F.W. de Klerk — South Africa’s last apartheid-era president — died at the age of 85 in his Cape Town-area home following a battle with cancer, reports The Associated Press.
De Klerk was a Nobel Prize recipient alongside Nelson Mandela, though he many people blamed de Klerk for violence against Black South Africans and some blamed him for the rise in anti-apartheid activists and felt betrayed when he ended segregation measures, according to the AP.
In February of 1990, de Klerk announced Mandela’s release from prison following 27 years behind bars to the shock of many parliament members, the news service noted, and Mandela then left his cell nine days later.
Four years following his release, Mandela was elected as the first Black president of South Africa when Black South Africans were finally allowed to vote.
De Klerk at the time declared the country would be “a new South Africa,” according to the AP, as political tensions remained high through negotiations out of the apartheid era as a new constitution was formed.

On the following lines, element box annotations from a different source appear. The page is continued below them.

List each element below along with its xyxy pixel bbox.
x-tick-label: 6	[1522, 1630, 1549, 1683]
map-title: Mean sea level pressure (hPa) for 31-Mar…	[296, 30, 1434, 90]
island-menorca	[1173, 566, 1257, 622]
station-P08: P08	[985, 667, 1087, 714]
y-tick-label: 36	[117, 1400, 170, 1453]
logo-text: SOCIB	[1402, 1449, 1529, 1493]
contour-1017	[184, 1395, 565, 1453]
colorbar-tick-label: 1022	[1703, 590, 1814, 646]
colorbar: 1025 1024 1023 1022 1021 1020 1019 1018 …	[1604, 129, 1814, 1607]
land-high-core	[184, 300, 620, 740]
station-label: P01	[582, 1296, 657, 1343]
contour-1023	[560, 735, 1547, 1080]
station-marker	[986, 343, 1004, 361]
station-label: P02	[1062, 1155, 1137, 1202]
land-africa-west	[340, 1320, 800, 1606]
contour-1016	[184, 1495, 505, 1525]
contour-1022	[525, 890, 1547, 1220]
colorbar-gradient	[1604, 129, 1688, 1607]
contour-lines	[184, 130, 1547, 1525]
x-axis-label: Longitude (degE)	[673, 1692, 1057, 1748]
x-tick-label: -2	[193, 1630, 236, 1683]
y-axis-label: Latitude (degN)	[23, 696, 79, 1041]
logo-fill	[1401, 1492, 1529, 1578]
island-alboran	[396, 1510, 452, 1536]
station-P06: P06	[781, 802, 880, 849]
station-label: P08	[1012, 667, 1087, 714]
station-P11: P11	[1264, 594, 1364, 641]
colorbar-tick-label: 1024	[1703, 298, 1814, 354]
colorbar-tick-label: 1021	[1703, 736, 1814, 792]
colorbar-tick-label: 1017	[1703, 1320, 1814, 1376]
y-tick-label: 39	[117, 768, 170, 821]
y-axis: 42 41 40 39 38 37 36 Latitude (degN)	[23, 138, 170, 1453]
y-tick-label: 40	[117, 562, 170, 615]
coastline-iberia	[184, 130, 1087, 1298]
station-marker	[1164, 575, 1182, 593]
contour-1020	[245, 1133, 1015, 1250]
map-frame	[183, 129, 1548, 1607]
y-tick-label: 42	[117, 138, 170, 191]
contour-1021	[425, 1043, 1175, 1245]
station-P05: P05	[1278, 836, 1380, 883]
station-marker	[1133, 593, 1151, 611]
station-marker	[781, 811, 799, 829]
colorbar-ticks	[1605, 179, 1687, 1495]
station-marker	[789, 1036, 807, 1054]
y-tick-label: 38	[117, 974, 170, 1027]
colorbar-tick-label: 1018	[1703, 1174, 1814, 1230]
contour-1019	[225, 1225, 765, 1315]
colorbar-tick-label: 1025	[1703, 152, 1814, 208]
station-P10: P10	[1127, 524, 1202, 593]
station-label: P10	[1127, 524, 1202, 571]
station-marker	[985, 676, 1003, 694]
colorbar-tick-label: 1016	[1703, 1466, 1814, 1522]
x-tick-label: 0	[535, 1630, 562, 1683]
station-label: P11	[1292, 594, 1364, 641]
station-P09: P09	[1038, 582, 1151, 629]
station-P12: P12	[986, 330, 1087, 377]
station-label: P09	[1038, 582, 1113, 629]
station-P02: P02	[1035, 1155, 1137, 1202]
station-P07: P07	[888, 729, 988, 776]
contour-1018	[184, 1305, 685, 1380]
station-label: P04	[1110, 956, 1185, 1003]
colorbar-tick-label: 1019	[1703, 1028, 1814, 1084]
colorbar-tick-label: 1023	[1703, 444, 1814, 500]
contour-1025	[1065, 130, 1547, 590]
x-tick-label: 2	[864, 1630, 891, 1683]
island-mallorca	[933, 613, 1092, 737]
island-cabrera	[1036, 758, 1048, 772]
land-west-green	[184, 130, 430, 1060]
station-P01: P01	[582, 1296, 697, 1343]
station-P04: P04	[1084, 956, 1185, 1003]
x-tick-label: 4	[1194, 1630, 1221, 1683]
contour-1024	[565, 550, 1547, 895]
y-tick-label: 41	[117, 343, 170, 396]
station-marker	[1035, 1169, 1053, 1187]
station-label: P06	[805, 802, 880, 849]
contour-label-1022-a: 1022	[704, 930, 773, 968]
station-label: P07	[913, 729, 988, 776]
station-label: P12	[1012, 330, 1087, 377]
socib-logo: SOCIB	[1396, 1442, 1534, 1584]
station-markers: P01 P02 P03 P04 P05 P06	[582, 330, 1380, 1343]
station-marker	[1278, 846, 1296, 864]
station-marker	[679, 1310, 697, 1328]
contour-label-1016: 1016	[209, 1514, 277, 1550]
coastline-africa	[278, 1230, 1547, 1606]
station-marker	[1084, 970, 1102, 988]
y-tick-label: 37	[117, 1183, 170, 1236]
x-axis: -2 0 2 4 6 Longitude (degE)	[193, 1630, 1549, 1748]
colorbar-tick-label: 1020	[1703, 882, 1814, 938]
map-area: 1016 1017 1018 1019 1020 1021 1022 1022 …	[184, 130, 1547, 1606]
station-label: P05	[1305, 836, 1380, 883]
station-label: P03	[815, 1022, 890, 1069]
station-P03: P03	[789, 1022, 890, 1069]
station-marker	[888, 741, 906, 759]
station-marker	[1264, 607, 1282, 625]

According to de Klerk, he and Mandela became friends later in their lives and visited one another’s homes, though de Klerk was never fully accepted as an icon for ending apartheid as Mandela was, the AP noted.
“Sometimes, Mr. de Klerk does not get the credit that he deserves,” Nobel laureate and former archbishop Desmond Tutu stated in an interview, according to the news service
Even though de Klerk played a significant part in transforming South Africa, he still defended the National Party, which staunchly supported apartheid, which caused suffering and discrimination for millions of Black South Africans, the AP noted.